People who play RPGs like to say that RPGs are more fun when you accept the consequences of your actions. Don’t load a save file just because you failed a persuasion check and got into a fight. Let your failures guide the story! Accept consequences! Before starting Baldur’s Gate 3, I told myself I was going to keep to that most righteous path. No save scumming, I declared.
At first, I excused my habit as prudence. This is a Larian sandbox RPG. It contains bugs, it’s crashed a few times, and misclicks can lead to mass murder. Saving after every combat is actually a way to preserve an outcome in case of technical failure. It isn’t “save scumming,” which originally referred to backing up roguelike saves to escape permadeath, and now refers generally to saving before taking risks so that, if you don’t like what happens, you can rewind time and alter your choices or try to get better dice rolls. I wasn’t doing that. Except, wait a minute—how did saying that cause that to happen? I didn’t mean that at all! Maybe just this one time, then 10 hours later, and yeah, I am eternally a Call of Duty player who just fired one bullet: ready to reload. I save before every risky move I make and I abuse the hell out of those saves.

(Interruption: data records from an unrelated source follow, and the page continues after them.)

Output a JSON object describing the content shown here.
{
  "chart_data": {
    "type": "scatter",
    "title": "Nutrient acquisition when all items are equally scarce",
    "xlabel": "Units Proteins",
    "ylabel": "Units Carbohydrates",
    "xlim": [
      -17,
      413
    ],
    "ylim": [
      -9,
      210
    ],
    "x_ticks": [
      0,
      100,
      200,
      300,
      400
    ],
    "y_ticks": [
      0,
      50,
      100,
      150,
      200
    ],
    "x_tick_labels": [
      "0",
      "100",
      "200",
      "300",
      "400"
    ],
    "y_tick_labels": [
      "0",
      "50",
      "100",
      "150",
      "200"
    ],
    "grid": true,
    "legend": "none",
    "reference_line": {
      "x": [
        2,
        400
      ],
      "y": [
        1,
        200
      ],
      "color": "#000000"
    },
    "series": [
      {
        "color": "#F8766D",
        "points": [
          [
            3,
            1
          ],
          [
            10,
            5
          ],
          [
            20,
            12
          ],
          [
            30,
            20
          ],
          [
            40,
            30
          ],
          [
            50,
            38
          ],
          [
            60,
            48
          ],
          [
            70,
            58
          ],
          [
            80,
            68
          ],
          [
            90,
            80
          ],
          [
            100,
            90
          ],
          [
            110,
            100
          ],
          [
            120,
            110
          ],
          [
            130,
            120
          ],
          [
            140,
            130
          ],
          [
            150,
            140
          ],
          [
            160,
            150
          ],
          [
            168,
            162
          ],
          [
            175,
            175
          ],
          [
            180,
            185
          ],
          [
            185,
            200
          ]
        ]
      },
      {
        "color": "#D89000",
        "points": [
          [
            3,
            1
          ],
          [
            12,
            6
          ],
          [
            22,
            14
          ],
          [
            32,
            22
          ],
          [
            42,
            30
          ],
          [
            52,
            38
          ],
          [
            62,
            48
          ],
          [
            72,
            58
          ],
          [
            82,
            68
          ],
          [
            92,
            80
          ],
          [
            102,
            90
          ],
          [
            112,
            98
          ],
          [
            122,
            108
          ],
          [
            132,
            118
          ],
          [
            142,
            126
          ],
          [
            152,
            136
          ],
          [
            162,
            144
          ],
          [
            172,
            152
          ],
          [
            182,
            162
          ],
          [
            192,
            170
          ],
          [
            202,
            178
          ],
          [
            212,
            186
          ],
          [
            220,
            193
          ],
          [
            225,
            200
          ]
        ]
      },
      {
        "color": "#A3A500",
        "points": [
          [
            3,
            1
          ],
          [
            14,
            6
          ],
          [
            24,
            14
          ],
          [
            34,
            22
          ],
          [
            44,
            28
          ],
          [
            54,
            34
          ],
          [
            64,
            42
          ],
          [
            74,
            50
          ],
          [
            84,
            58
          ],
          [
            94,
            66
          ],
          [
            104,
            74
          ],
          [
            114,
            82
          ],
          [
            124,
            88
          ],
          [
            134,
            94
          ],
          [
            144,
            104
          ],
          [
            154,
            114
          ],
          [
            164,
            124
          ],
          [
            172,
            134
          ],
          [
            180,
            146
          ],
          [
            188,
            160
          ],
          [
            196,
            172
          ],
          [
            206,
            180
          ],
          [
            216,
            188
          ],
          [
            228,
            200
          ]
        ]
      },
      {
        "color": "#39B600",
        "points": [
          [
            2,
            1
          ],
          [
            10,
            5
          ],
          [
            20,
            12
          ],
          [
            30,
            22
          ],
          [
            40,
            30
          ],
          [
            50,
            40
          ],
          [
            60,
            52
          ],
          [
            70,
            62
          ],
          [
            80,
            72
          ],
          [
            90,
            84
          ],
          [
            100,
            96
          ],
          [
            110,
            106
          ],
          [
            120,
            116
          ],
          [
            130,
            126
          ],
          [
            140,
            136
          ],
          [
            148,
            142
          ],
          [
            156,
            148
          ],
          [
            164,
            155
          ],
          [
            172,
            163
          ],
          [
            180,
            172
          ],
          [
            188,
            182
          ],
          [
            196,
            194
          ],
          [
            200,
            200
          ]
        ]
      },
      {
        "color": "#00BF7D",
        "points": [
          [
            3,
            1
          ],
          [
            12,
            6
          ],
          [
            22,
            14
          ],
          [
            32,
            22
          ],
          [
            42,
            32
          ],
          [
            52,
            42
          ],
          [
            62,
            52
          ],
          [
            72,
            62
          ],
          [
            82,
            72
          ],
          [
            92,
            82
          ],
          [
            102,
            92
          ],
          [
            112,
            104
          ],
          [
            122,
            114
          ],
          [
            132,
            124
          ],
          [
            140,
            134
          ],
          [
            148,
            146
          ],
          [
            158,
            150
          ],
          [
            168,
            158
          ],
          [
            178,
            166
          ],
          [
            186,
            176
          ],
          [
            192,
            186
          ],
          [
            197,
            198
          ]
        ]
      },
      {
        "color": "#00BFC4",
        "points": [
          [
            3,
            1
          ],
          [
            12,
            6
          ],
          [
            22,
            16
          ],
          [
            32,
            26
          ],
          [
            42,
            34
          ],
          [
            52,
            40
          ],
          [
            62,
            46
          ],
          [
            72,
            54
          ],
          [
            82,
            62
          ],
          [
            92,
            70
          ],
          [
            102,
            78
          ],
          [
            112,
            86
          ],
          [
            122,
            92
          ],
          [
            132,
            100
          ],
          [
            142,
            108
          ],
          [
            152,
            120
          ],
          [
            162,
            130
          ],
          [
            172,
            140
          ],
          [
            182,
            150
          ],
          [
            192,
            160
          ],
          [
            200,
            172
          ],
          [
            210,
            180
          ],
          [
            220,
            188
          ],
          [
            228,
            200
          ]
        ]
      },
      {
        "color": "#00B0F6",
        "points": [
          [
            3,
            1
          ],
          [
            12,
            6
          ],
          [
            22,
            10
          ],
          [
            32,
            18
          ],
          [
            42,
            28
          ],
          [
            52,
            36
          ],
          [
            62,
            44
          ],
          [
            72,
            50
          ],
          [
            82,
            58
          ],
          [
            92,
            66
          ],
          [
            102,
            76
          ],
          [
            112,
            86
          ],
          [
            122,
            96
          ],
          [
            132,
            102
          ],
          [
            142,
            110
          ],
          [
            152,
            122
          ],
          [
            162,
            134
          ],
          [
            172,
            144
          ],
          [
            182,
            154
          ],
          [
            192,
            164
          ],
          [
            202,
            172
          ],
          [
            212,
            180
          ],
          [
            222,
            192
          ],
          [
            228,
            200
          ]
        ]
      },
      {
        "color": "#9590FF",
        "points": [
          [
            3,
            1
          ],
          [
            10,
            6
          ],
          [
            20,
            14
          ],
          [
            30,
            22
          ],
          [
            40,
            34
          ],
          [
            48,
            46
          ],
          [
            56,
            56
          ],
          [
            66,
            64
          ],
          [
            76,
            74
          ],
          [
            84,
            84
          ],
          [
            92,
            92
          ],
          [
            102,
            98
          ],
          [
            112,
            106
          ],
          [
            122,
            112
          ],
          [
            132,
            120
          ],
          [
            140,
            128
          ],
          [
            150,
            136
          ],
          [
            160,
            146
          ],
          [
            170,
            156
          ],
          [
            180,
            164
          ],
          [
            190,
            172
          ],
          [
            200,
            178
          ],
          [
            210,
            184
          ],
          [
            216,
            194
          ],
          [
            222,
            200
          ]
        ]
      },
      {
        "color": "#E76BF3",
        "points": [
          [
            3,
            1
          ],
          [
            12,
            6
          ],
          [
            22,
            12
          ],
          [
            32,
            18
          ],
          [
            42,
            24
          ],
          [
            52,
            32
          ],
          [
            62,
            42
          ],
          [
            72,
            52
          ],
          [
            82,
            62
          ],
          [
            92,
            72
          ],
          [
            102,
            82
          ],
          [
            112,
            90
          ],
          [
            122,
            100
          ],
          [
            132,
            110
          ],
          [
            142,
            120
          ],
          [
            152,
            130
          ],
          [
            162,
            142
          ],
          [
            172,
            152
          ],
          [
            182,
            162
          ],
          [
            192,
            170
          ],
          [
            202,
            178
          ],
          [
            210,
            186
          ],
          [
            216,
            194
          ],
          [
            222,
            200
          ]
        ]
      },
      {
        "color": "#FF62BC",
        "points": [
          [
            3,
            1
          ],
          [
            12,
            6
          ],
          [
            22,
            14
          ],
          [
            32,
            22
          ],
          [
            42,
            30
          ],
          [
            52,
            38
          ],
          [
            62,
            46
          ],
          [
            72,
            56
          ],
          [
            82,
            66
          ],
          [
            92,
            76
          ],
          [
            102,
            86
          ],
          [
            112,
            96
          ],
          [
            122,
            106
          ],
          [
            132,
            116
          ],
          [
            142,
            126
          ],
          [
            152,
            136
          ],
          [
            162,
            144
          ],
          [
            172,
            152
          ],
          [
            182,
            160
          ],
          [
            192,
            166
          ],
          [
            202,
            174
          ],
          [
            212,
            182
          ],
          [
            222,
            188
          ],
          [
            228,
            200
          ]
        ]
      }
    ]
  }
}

I’m still a little conflicted about it, but how can I resist fixing things when it’s so easy?
I suspect that just about everyone who plays Baldur’s Gate 3 will experience this self-impeachment to some degree, so I’ve decided to use my authority (writing on a website) to just go ahead and pardon all of us.
As I get used to the quirks of Baldur’s Gate 3’s attempt to emulate a D&D tabletop campaign (which is a lot of fun, by the way), I’ve started to loosen up and let my hapless human paladin face more consequences. I didn’t really want to kill the number of goblins I killed last night, but that’s the way the story went, and I’m sticking to it.
I still sneaked in a reload during that unexpected carnage, though. Once I’d committed myself to violence, I wanted to finish off the last of the group without taking a long rest. It just didn’t seem sensible that my party would rampage through a goblin outpost, break for dinner and eight hours of sleep, and then reappear in the middle of the viscera in the morning to finish the job.
Unfortunately, my party’s raggedness, some really bad rolls, and the discovery that a seemingly immaterial object blocked movement ended up resulting in catastrophe during the final boss fight. I could have fled combat and tried to keep going, but of course I just reloaded and did the fight again. It was easy the second time, which made me confident that reloading had been the right narrative choice. It didn’t make sense that my party would suffer multiple deaths in what was, in the end, not all that harrowing a fight.
Please don’t ask me to repeat that aloud, though: I don’t want to hear how ridiculous my justification actually sounds. Trying to find “sense” in rolls of the dice There are times, though, when I really think you have to save scum a little to get the most out of a game like Baldur’s Gate 3.
There are always going to be misunderstandings and miscommunications between you and the game. With a human DM, you can talk it out, but I can’t ask Baldur’s Gate 3, “Hey, if I cast Silence on my party, will it prevent them from hearing a harpy’s siren song, or does it not work like that?” I just have to try it and find out, and then reload my save after learning that it definitely does not work like that. I could just accept the consequences of my experimentation and work them into my story as the cost of learning a lesson, but without the freedom to reload I think I’d probably just wind up playing so cautiously that I’d get bored.
Larian knows how we are. You can quicksave and reload all you want in Baldur’s Gate 3, and the 100 gold fee to respec your character or a companion is not a high barrier, making it easy to experiment with classes and builds. What Larian says, however, is that “it’s important to remember that there are truly no wrong answers, but plenty of consequences.”
“In the long term, the story will be defined by your choices, and the consequences of your actions,” the studio wrote in a recent Steam post. “You will always have choices to make. Trust the dice, it’ll always show you a good time!”
So I think we all agree here: RPGs are more fun when you accept the consequences of your actions and trust the dice. Except when the dice are wrong.